Changes in extreme precipitation projected by models, and thus the impacts of future changes in extreme precipitation, may be underestimated because models seem to underestimate the observed increase in heavy precipitation with warming
That’s from the first of two seminal studies in Nature, “Human contribution to more-intense precipitation extremes” (subs. req’d). The second looked at “Anthropogenic greenhouse gas contribution to flood risk in England and Wales in autumn 2000” (subs. req’d):
Occurring during the wettest autumn in England and Wales since records began in 1766 these floods damaged nearly 10,000 properties across that region, disrupted services severely, and caused insured losses estimated at £1.3 billion….
Here we present a multi-step, physically based ‘probabilistic event attribution’ framework showing that it is very likely that global anthropogenic greenhouse gas emissions substantially increased the risk of flood occurrence in England and Wales in autumn 2000.
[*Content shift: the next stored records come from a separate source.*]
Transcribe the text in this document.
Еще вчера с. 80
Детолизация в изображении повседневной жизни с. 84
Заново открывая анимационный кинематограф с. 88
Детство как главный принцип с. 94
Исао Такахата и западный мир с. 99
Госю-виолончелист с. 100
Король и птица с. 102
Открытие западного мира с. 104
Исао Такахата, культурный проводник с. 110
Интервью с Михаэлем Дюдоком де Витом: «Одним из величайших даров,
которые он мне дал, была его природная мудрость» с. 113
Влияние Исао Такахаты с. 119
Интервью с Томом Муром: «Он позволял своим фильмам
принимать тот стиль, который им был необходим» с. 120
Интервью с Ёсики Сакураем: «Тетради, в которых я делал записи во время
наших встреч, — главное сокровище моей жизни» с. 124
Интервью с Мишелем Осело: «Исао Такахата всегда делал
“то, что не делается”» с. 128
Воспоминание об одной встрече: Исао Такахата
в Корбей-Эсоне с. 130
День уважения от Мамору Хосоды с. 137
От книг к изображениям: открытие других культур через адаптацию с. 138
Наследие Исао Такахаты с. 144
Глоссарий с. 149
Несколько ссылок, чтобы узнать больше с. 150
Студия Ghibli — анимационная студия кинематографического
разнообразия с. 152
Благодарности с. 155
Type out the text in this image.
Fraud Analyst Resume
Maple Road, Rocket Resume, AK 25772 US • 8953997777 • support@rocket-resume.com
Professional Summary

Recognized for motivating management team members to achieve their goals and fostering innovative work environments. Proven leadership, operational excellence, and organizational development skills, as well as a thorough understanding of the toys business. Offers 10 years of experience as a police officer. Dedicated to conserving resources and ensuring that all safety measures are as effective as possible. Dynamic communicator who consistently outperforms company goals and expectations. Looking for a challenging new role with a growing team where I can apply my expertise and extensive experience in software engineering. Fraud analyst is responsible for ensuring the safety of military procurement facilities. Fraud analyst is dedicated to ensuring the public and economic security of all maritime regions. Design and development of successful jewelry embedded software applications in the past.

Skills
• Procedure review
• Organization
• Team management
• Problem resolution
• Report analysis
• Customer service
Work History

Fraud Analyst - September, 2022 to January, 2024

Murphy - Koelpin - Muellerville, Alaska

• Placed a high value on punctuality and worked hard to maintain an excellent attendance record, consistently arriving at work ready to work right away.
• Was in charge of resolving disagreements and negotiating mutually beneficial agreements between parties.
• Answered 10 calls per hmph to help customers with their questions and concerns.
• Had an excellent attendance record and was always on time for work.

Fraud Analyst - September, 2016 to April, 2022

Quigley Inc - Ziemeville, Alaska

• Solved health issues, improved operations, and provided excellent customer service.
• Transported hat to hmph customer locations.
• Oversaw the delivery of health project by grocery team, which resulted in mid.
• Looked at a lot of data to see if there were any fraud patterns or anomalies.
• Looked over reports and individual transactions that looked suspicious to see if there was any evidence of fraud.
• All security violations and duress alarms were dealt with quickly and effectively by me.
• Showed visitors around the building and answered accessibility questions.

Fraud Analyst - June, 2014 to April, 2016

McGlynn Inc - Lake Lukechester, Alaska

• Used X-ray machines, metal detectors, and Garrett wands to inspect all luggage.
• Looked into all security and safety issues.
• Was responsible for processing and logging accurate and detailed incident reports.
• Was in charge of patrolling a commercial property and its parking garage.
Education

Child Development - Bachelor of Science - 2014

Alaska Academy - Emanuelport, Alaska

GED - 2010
… in nine out of ten cases our model results indicate that twentieth-century anthropogenic greenhouse gas emissions increased the risk of floods occurring in England and Wales in autumn 2000 by more than 20%, and in two out of three cases by more than 90%.
Scientists have predicted for decades that human-caused global warming would increased extreme weather events that cause severe harm to humans, property, and the environment. These two studies are but the latest in a growing body of scientific literature demonstrating that these predictions are coming true now.
They should help lay to rest the myth that human-caused global warming will contribute to grievous harm only in some far-off future. They also strongly support the view that the human-induced increases in greenhouse gases have contributed to the devastating extreme events that hit Australia and other parts of the world in the past several months, helping to drive up food prices (see how extreme weather, climate change drive record food prices).
The NYT has a great headline on this story, “Research Links Heavy Rains and Snow to Humans.” It is all heavy precipitation that humans are intensifying.
Of course, many of our top climate scientists have been documenting and explaining these types of conclusions for a while. I’ll list a bunch of the papers below. Kevin Trenberth, head of NCAR’s Climate Analysis Section, has a new paper out, “Changes in precipitation with climate change” that is well worth reading. So I asked him for a comment on these two studies. He told me:
These studies are very reasonable, and the main mechanism is well understood: it relates to the increased moisture in the atmosphere with higher temperatures and warmer oceans. However, the studies may well be conservative as the tools available (the climate models), do not simulate precipitation and all of its characteristics (intensity, frequency etc) as well as we would like to see.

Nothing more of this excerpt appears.